「……早く大人に、なりたい……」

 すると、彼の呼吸が一気に浅くなったのがわかった。
 ハッとして彼を見ると焦点の合わない目でぼうっと空を見上げながら、その顔を真っ青にしていた。

 これって、もしかして……症状が、出てる?

 暗所恐怖症。彼が持っているそれは、確かにこの状況だと症状が出てもおかしくなかった。

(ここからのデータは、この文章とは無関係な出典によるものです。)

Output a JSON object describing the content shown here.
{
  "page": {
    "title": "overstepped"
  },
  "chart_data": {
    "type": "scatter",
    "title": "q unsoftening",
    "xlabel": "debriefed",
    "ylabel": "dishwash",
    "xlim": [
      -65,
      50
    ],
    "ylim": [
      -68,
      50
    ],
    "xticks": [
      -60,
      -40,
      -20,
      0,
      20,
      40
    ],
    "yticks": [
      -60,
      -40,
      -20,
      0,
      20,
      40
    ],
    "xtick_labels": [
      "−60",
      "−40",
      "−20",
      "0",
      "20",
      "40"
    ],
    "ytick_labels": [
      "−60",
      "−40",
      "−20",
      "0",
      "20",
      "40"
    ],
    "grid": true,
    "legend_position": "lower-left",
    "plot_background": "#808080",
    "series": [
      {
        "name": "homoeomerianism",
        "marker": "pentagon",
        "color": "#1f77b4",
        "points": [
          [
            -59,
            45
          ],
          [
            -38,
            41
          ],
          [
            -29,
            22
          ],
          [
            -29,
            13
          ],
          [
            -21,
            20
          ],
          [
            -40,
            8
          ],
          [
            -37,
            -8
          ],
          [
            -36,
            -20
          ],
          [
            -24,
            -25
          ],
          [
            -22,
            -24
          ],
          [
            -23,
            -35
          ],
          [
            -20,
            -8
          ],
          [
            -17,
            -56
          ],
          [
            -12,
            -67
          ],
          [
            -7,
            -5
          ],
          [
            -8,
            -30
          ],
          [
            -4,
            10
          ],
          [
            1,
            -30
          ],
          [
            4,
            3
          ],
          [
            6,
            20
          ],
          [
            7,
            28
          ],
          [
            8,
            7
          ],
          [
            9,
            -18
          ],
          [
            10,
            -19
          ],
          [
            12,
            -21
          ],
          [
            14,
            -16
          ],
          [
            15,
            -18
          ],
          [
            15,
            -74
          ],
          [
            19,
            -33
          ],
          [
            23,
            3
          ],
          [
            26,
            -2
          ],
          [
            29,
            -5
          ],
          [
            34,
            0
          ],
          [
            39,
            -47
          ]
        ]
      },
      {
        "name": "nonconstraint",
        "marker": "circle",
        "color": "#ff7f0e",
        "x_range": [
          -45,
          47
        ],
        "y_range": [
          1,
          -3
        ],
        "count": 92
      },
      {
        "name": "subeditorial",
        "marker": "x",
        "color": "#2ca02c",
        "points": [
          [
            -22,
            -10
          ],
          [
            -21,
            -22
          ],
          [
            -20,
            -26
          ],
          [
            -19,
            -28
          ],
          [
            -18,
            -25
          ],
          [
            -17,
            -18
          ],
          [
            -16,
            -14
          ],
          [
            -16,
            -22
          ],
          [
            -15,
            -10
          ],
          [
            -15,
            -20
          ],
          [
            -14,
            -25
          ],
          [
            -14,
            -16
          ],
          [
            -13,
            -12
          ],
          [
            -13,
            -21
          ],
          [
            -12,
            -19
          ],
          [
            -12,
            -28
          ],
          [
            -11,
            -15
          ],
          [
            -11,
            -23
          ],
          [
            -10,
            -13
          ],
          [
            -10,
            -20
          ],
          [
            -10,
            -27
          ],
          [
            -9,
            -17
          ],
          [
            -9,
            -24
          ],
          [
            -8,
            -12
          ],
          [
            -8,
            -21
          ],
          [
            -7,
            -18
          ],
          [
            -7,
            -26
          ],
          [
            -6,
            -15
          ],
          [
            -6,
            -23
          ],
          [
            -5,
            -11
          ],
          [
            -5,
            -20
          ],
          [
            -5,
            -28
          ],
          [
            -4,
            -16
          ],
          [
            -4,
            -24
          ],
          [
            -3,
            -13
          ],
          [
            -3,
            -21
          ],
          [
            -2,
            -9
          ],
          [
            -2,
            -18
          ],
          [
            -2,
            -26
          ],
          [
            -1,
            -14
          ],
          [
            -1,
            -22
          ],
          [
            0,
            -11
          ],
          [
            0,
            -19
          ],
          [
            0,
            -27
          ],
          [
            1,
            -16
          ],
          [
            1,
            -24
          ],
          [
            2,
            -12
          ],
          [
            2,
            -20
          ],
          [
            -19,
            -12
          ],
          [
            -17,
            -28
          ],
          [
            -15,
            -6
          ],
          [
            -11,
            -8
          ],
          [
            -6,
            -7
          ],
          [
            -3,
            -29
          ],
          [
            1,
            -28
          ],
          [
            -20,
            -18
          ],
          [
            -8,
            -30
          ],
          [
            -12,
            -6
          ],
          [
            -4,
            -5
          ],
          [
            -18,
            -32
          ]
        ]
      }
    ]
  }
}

 真っ暗な公園。街灯や、彼がもってランタンもあるが、それでは確かに心もとない。

 そしてきっと、彼の心ともリンクしているのだろうと思った。
 心配なことがあったり、苦しいことを思い出したりすると、そういう症状も重くなるのかもしれない。

 ガタガタと彼の体が震えているのがわかった。
 それを見て、私の体も震えてくる。

 どうすればいいの、私に何ができるの、と頭が混乱する。だけど、ぎゅっとこぶしを握り締めて彼の背中にそっと触れた。

 「大丈夫だよ。うん……大丈夫」

 彼に言いながら、自分にも言い聞かせる。
 そうすると、いくらか私の震えも、彼の呼吸も落ち着いた。

 私が鷹野くんに出会うまで、自分を失いかけて生きていた。
 でも、そんな自分を鷹野くんが支えて、前を向いて一緒に戦ってくれると言ったんだ。

 それなら……今度は私が助ける番だ。
 
 背負ってるもの、一緒に半分こして歩いてこう?
 私たちなら大丈夫だよ……。
 
 ベンチに座って、右手を鷹野くんの左手にそっと重ねた。

 温もりがある。今を、必死に生きている、証拠がある。
 それならまだ、何度でも立ち上がれる。

 彼が何を隠しているのかは分からない。いつも見せるあの彼の裏側には、一体何が隠れているかなんて、予想できない。

 だけど……彼の背負ってきた荷物を、少しでも軽くすることができないだろうか。

 彼が落ち着いてきたときに、彼は「助かった」と言ってくれた。
 私でも力になれる。

 助けられる。苦しんでいる人の、支えになれる。

 そのあと見上げた夜空には、確かな光が輝いていた。